Good enough for my friends and me to keep coming back, and good enough that several members have gone on to jam with the survivors of the real Dead after Jerry’s death. Back then, their mimicry of the singing voices, on-stage banter and rock-star moves of Messrs. Garcia, Weir, Phil Lesh et al was humorous only in its uncanny likeness to the original – not because anyone felt these guys were pathetic for trying to pretend to be something they weren’t. The only lame thing about them was a large portion of the roughly twenty percent of their material that wasn’t Dead music — the bad twelve-bar blues covers (is “bad twelve-bar blues” redundant?) and dreadful original music.
Fact is, I was never ashamed to see the Zen Tricksters. I was never ashamed for the guy selling “kind veggie burritos” out of a cart in front of the Right Track. I was never ashamed to attempt to move to the rhythm with the same stoned white-boy gyrations that I employed on the two or three yearly occasions upon which the real Grateful Dead graced a stage in front of me. I don’t think I ever tripped on acid for the Zen Tricksters, but that doesn’t mean I wouldn’t have if a young Rosicky Jones had walked in one night during “Bird Song” and squirted a liquid dose or seven on my hand from a dropper bottle.
The music might not have been “real,” but everything else was. The Tricksters were passionate about the material they were interpreting. They soared when they were supposed to soar, ebbed when they had to ebb, and delivered the key lines — “If you get confused, then listen to the music play” and “Nothin’ left do do but smile, smile, smile” and “The sky was yellow and the sun was blue” — in a true way, making the crowd of two hundred not only the Dead’s, but theirs.
Last week, while my wife and son checked out the bouncy-houses and undistinguishable deep-fried treats of a weekend fair in a mountain town not too far from our town, I wandered through throngs of pierced and tatted-up teens to a small stage featuring a Fleetwood Mac “tribute” band called Second Hand Newz. The band looked the part, with a Stevie Nicks impersonator that went as far as wearing flowing black witch clothes, hanging scarves and frilly, weird witchy things from the mic stand, and making me wonder if there were urban-legend rumors that she, too, employed a roadie to blow eight-balls of coke up her butthole through a straw — and if maybe it was a Krazy Straw. She didn’t sound very much like Stevie, but I didn’t care.
The bass player was hiding his bald head with a baseball cap and had a white beard, just like the real John McVie. The drummer was just a drummer. The lead guitarist looked nothing like Lindsey Buckingham and couldn’t sing, so the male lead vocal parts went to the keyboard player, a dead ringer for Helen Mirren playing Christine McVie in the Fleetwood Mac movie. As a longtime disliker of Ms. McVie, I was hoping to go at least one set without hearing her clone tell me lies, tell me sweet little lies (tell me, tell me, tell me lies!), but I suppose you take what you can get at a free fair.

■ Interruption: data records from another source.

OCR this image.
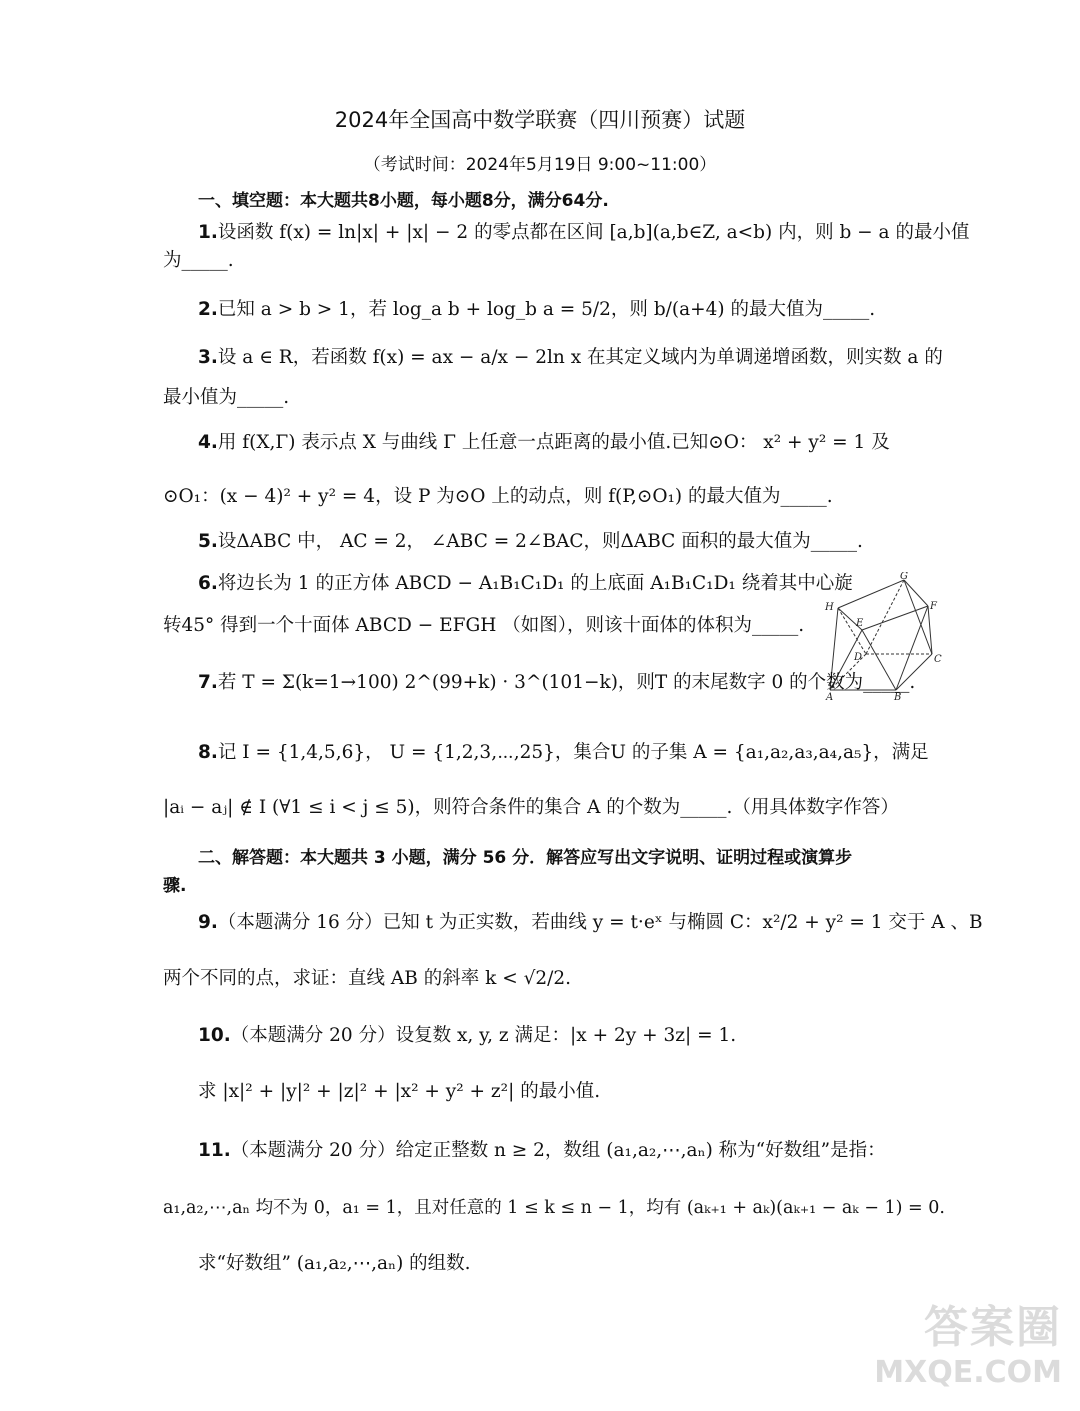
2024年全国高中数学联赛（四川预赛）试题
（考试时间：2024年5月19日 9:00~11:00）
一、填空题：本大题共8小题，每小题8分，满分64分.
1.设函数 f(x) = ln|x| + |x| − 2 的零点都在区间 [a,b](a,b∈Z, a<b) 内，则 b − a 的最小值
为_____.
2.已知 a > b > 1，若 log_a b + log_b a = 5/2，则 b/(a+4) 的最大值为_____.
3.设 a ∈ R，若函数 f(x) = ax − a/x − 2ln x 在其定义域内为单调递增函数，则实数 a 的
最小值为_____.
4.用 f(X,Γ) 表示点 X 与曲线 Γ 上任意一点距离的最小值.已知⊙O： x² + y² = 1 及
⊙O₁：(x − 4)² + y² = 4，设 P 为⊙O 上的动点，则 f(P,⊙O₁) 的最大值为_____.
5.设ΔABC 中， AC = 2， ∠ABC = 2∠BAC，则ΔABC 面积的最大值为_____.
6.将边长为 1 的正方体 ABCD − A₁B₁C₁D₁ 的上底面 A₁B₁C₁D₁ 绕着其中心旋
转45° 得到一个十面体 ABCD − EFGH （如图），则该十面体的体积为_____.
G
H	F
E
D	C
A	B
7.若 T = Σ(k=1→100) 2^(99+k) · 3^(101−k)，则T 的末尾数字 0 的个数为_____.
8.记 I = {1,4,5,6}， U = {1,2,3,⋯,25}，集合U 的子集 A = {a₁,a₂,a₃,a₄,a₅}，满足
|aᵢ − aⱼ| ∉ I (∀1 ≤ i < j ≤ 5)，则符合条件的集合 A 的个数为_____.（用具体数字作答）
二、解答题：本大题共 3 小题，满分 56 分．解答应写出文字说明、证明过程或演算步
骤.
9.（本题满分 16 分）已知 t 为正实数，若曲线 y = t·eˣ 与椭圆 C：x²/2 + y² = 1 交于 A 、B
两个不同的点，求证：直线 AB 的斜率 k < √2/2.
10.（本题满分 20 分）设复数 x, y, z 满足：|x + 2y + 3z| = 1.
求 |x|² + |y|² + |z|² + |x² + y² + z²| 的最小值.
11.（本题满分 20 分）给定正整数 n ≥ 2，数组 (a₁,a₂,⋯,aₙ) 称为“好数组”是指：
a₁,a₂,⋯,aₙ 均不为 0，a₁ = 1，且对任意的 1 ≤ k ≤ n − 1，均有 (aₖ₊₁ + aₖ)(aₖ₊₁ − aₖ − 1) = 0.
求“好数组” (a₁,a₂,⋯,aₙ) 的组数.
答案圈
MXQE.COM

And what did I get? Damn good guitar from the non-Lindsey, particularly on the Peter Green chestnut “Oh Well,” but not on “Big Love. ” The band opted for the 1980s radio saccharine-synth version, which meant our guitar hero made the wise decision to not even attempt this:
Yeah, there was too much schlock (“Everywhere,” “Gypsy,” “Seven Wonders”), but goddammit, when a decent sound system is feeding you the best songs from “Rumours” in a musically competent fashion and the sun is shining on the Pacific Northwest and you’re standing ten feet from the stage with a microbrew in hand, things could be worse.
That’s why I’ll always dig cover bands.
That’s why I’ll see these guys if I get the chance:
And that’s why I’d even see this guy:
And that’s why I’d rather see somebody doing serviceable renditions of songs I like than great renditions of songs I hate.